RANGER Direct Lending (RDL) has responded to a second public letter from Oaktree Capital Management, rejecting the firm’s advice to hold off on making any changes to its investment management arrangements.
RDL’s board of directors confirmed that it would continue to review the fund’s management, but added that it would seek shareholder approval on any final decision.
“Ranger announced on 29 January that its management engagement committee would be reviewing RDL’s management arrangements,” the letter read.
“Prior to announcing the review, the terms of reference were set in writing to include that any new investment management arrangements for the company would be conditional on shareholder approval, notwithstanding that the appointment of a new investment manager, of itself, does not require shareholder approval.
“The board sees no need to change that approach including in the context of the views and shareholding of Oaktree.”
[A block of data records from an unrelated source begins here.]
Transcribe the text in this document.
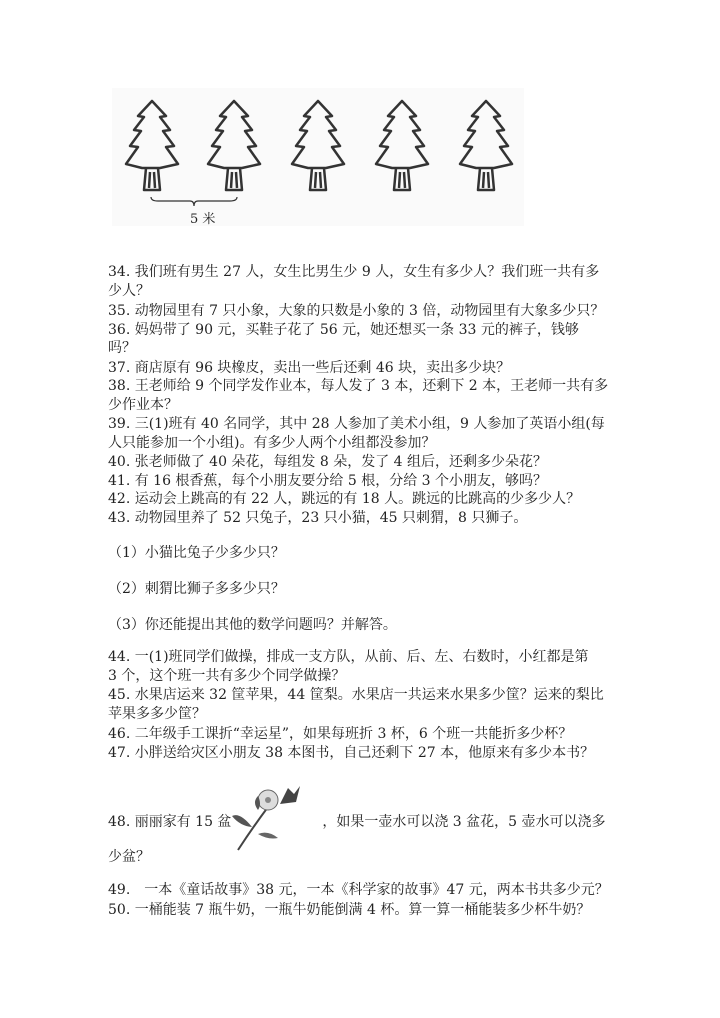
5 米
34. 我们班有男生 27 人，女生比男生少 9 人，女生有多少人？我们班一共有多
少人？
35. 动物园里有 7 只小象，大象的只数是小象的 3 倍，动物园里有大象多少只？
36. 妈妈带了 90 元，买鞋子花了 56 元，她还想买一条 33 元的裤子，钱够
吗？
37. 商店原有 96 块橡皮，卖出一些后还剩 46 块，卖出多少块？
38. 王老师给 9 个同学发作业本，每人发了 3 本，还剩下 2 本，王老师一共有多
少作业本？
39. 三(1)班有 40 名同学，其中 28 人参加了美术小组，9 人参加了英语小组(每
人只能参加一个小组)。有多少人两个小组都没参加？
40. 张老师做了 40 朵花，每组发 8 朵，发了 4 组后，还剩多少朵花？
41. 有 16 根香蕉，每个小朋友要分给 5 根，分给 3 个小朋友，够吗？
42. 运动会上跳高的有 22 人，跳远的有 18 人。跳远的比跳高的少多少人？
43. 动物园里养了 52 只兔子，23 只小猫，45 只刺猬，8 只狮子。
（1）小猫比兔子少多少只？
（2）刺猬比狮子多多少只？
（3）你还能提出其他的数学问题吗？并解答。
44. 一(1)班同学们做操，排成一支方队，从前、后、左、右数时，小红都是第
3 个，这个班一共有多少个同学做操？
45. 水果店运来 32 筐苹果，44 筐梨。水果店一共运来水果多少筐？运来的梨比
苹果多多少筐？
46. 二年级手工课折“幸运星”，如果每班折 3 杯，6 个班一共能折多少杯？
47. 小胖送给灾区小朋友 38 本图书，自己还剩下 27 本，他原来有多少本书？
48. 丽丽家有 15 盆	，如果一壶水可以浇 3 盆花，5 壶水可以浇多
少盆？
49.　一本《童话故事》38 元，一本《科学家的故事》47 元，两本书共多少元？
50. 一桶能装 7 瓶牛奶，一瓶牛奶能倒满 4 杯。算一算一桶能装多少杯牛奶？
Earlier in the day, Oaktree had called for a full shareholder vote to decide RDL’s future, adding that any investment management changes should also be cleared by the shareholders.
“It would raise significant governance questions if the board were to adopt a new long-term investment management arrangement – thereby locking in new fees and potentially risking disruption to the existing portfolio – without allowing all shareholders a voice on the matter in an open and transparent way,” Oaktree said.
RDL added that a further announcement on management arrangements and investment policy will be made shortly.